2. Add Two Numbers

You are given two non-empty linked lists representing two non-negative integers. The digits are stored in reverse order and each of their nodes contain a single digit. Add the two numbers and return it as a linked list.

You may assume the two numbers do not contain any leading zero, except the number 0 itself.

Example

Input: (2 -> 4 -> 3) + (5 -> 6 -> 4)
Output: 7 -> 0 -> 8
Explanation: 342 + 465 = 807.


首先想到能不能根据小学数学中两整数相加的过程，实现下。思考了下程序该怎么做。发现可以。

考虑几种情况，第一个链表的长度大于，小于，等于第二个链表，在最后末尾有无溢出。开始写下程序。

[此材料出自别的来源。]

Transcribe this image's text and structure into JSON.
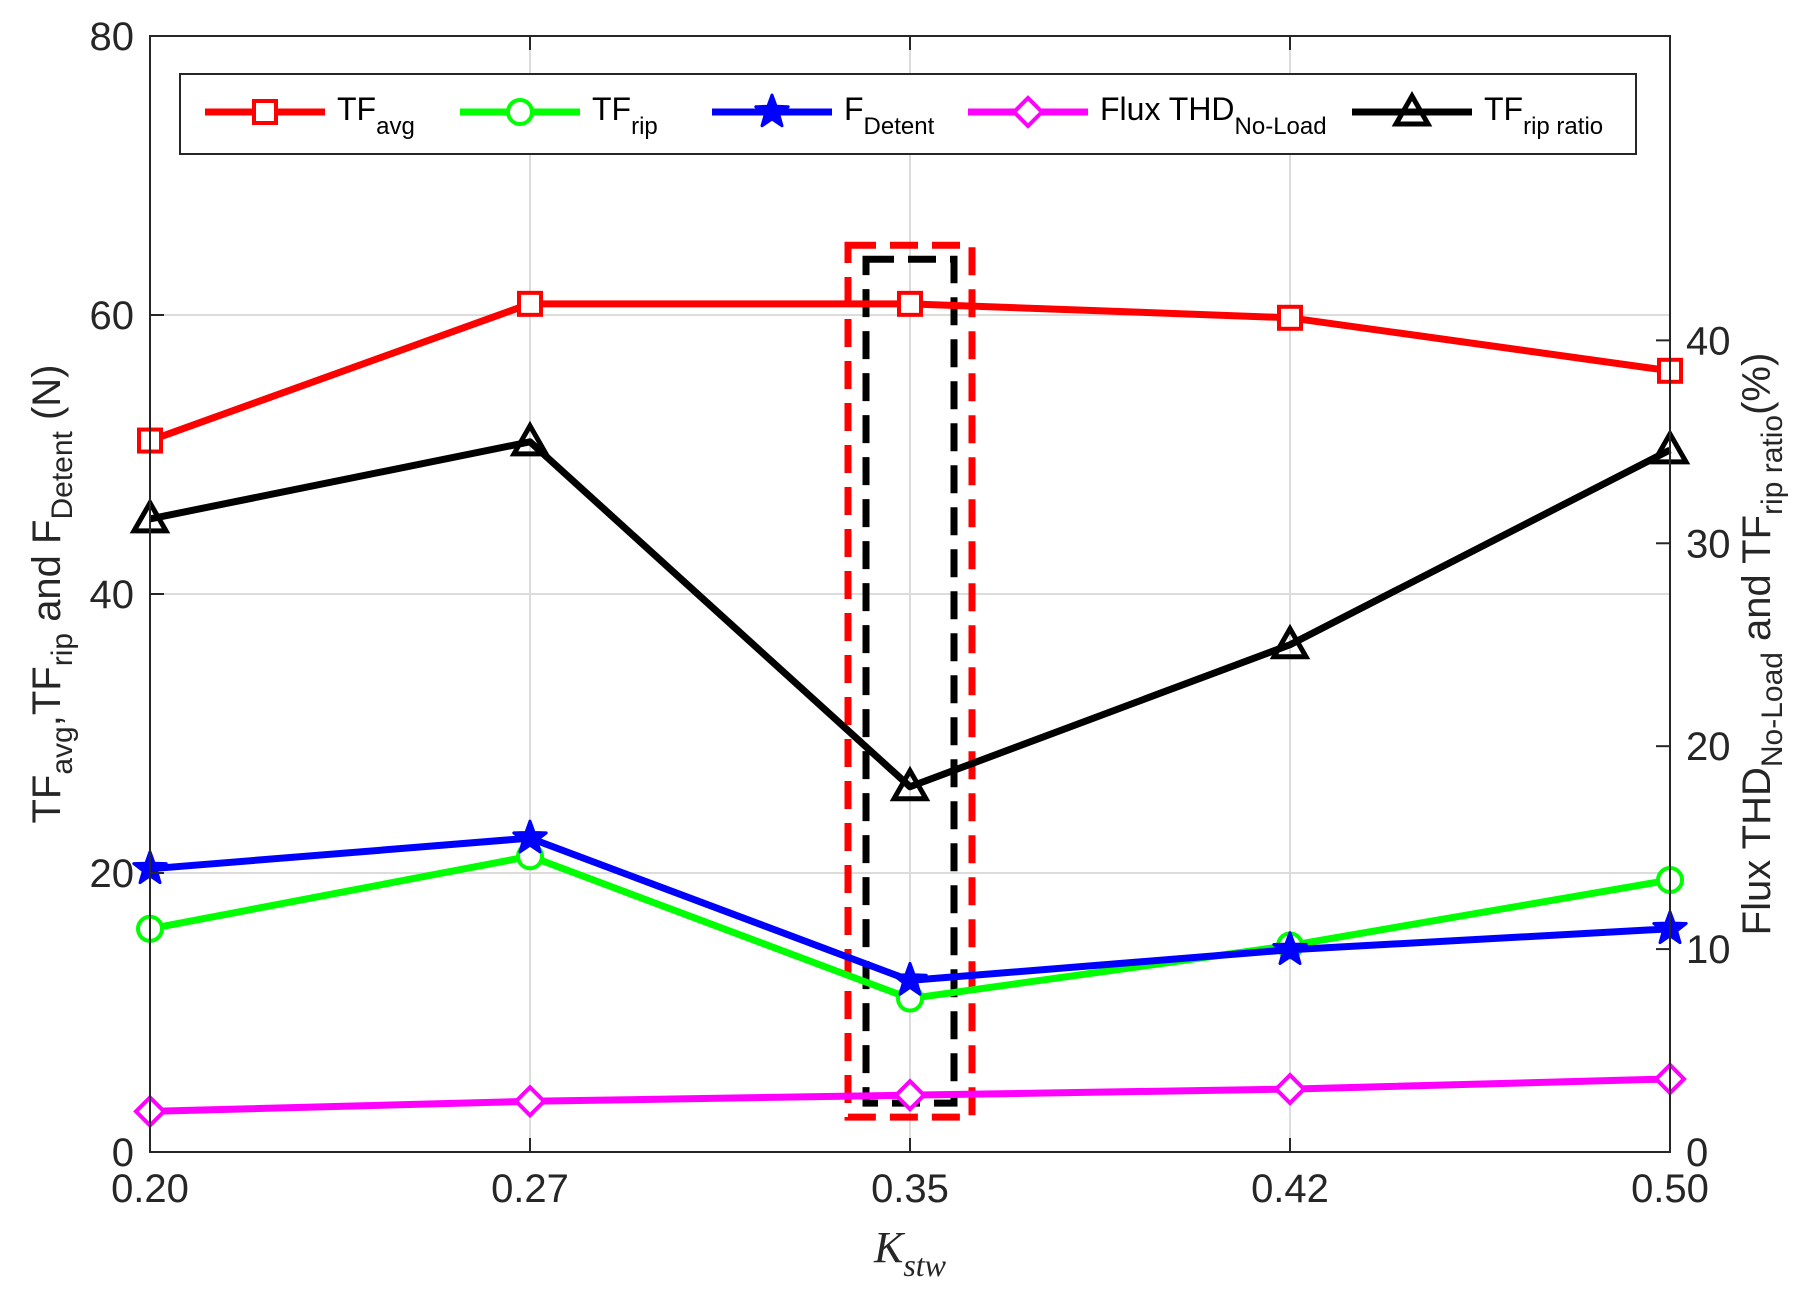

这里存在一个决定，是该选择第一个链表，还是选择第二个链表存储最终的结果。最好的选择是存在长的链表里，这样malloc申请的内存会少一些，减少空间占用。可是想要得到链表长度，需要n个步骤。
所以我就随机选了第一个链表，链表1大于链表2的概率是50%，我至少有一半的概率选到长的链表，而不需要计算两者的长度。我现在还不能下判断，到底哪种更好。

/**
 * Definition for singly-linked list.
 * struct ListNode {
 *     int val;
 *     struct ListNode *next;
 * };
 */
struct ListNode* addTwoNumbers(struct ListNode* l1, struct ListNode* l2) {
    int overflow = 0, tmp;
    struct ListNode *p1,*p2;
    p1 = l1;
    p2 = l2;
    int i=1;
    
    //process the one before the last one of common length
    while(p1->next && p2->next) {
            tmp = p1->val + p2->val + overflow;
            overflow = tmp / 10;
            p1->val = tmp % 10;
            
            p1 = p1->next;
            p2 = p2->next;
    }
    
    
    if (!p1->next) { //when length of l1 <= l2
        tmp = p1->val + p2->val + overflow;
        overflow = tmp / 10;
        p1->val = tmp % 10;
        
        //when l1 < l2 and no overflow.
        if(!overflow && p2->next) {
            p1->next = p2->next;
        }
        
        while (overflow) {
            if (!p2->next){
                p2->next = malloc(sizeof(struct ListNode));
                memset(p2->next, 0, sizeof(struct ListNode));
            }
            if(i==1) p1->next = p2->next;
            i++;
            p2 = p2->next;
            tmp = p2->val + overflow;
            overflow = tmp / 10;
            p2->val = tmp % 10;
        }
    } else {//when legngth of l1 > l2
        tmp = p1->val + p2->val + overflow;
        overflow = tmp / 10;
        p1->val = tmp % 10;
        
        while (overflow) {
            if (!p1->next) {
                p1->next = malloc(sizeof(struct ListNode));
                memset(p1->next,0,sizeof(struct ListNode));
            }
            p1 = p1->next;
            tmp = p1->val + overflow;
            overflow = tmp / 10;
            p1->val = tmp % 10;
        }
    }
    
    return l1;
    
}